In 2014, Dumbacher et al. formally described M. micus as a new species. The specific name comes from the Greek mikros, meaning small. The "Etendeka" in the common name is the native word for the mountain range where M. micus lives. The scientific team speculated the species had not previously been identified because it has a small range in a remote area that is hard to reach.

==Related species==
Macroscelides micus is sympatric with Macroscelides flavicaudatus, but remains physically and genetically distinguishable from it. The study which first identified M. micus did not find evidence of gene flow or interbreeding between the populations. Additionally, the species live in different habitats.
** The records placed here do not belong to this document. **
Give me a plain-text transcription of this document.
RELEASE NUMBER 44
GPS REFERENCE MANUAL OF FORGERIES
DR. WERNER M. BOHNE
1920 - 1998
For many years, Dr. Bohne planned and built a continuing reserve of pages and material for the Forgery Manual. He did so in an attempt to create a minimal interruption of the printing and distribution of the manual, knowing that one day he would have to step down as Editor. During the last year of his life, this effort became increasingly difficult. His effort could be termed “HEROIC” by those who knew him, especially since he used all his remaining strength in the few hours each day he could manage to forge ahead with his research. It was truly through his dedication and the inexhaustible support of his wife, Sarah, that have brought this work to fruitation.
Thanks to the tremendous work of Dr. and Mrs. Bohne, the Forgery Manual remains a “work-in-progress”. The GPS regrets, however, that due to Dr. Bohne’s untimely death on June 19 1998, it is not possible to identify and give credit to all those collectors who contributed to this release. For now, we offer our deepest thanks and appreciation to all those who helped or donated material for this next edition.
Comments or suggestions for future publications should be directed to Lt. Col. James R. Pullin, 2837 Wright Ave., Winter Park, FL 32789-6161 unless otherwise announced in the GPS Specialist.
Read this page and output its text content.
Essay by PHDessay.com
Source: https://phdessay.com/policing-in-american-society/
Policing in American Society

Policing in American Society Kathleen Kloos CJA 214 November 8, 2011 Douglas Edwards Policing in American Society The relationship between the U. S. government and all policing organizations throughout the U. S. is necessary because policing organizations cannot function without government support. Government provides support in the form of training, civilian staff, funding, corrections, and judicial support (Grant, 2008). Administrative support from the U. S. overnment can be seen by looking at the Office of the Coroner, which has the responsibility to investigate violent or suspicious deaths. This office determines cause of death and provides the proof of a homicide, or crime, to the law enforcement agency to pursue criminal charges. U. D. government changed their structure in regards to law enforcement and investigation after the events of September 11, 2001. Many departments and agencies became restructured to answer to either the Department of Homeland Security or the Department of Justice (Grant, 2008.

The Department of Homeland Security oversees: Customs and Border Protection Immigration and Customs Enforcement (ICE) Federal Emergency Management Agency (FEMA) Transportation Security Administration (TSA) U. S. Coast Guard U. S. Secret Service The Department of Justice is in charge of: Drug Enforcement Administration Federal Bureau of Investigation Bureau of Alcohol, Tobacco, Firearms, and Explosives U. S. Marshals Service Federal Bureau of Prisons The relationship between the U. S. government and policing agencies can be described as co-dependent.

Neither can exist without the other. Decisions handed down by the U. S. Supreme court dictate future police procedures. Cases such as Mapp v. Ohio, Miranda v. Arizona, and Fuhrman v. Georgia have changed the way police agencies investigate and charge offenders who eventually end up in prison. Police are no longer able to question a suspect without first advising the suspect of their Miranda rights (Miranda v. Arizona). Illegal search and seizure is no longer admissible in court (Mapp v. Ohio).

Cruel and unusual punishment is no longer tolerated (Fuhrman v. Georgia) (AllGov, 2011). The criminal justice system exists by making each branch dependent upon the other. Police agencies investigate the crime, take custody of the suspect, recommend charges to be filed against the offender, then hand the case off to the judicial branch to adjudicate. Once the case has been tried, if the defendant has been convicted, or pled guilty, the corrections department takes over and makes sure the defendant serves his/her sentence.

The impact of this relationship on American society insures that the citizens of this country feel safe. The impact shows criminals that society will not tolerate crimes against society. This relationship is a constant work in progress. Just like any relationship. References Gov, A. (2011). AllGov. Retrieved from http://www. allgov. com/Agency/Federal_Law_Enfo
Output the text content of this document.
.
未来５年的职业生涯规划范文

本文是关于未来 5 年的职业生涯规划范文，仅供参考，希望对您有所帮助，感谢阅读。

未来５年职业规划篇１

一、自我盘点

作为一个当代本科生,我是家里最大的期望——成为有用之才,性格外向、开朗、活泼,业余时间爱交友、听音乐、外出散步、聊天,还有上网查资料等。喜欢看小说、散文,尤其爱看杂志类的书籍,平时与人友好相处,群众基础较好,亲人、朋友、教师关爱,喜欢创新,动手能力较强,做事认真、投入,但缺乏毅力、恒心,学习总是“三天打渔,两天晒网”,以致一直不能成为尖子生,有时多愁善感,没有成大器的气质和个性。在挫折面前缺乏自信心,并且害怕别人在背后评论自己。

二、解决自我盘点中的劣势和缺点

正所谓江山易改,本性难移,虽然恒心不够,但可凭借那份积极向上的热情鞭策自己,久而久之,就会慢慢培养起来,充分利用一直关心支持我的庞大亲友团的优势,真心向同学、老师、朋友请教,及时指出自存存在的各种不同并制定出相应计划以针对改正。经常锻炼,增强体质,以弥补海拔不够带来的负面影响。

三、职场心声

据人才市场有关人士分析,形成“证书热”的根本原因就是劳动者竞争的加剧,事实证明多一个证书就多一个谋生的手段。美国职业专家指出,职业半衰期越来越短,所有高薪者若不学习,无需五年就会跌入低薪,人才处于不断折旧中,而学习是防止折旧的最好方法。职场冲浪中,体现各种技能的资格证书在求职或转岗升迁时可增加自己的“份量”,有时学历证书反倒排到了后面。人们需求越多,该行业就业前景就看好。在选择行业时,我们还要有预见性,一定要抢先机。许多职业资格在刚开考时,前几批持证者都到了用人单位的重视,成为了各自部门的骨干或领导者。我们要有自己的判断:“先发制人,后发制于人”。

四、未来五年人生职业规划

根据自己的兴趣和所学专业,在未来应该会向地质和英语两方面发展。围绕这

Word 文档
M. micus is found among the gravel at the bases of hills and mountains in low-lying areas of the Etendeka geological formation; M. flavicaudatus is found among sedimentary deposits in the Awahab Outliers and river valleys.

Macroscelides micus does not overlap Macroscelides proboscideus geographically. A maximum likelihood analysis of four genes by computational phylogenetics indicated that M. proboscideus and M. flavicaudatus are sister species, with M. micus being less closely related.

The authors also explained several limitations and confusions involving an enigmatic report of Macroscelides melanotis (Ogleby 1838), whose type specimen was not available for destructive DNA testing and had an "unnatural" appearance. Recommending M. melanotis be treated as a nomen dubium, they expressed doubt that the described characteristics were consistent with M. micus: "The reported pale, reddish brown chest color is not visible on the specimen, nor is the dunnish white abdomen or throat."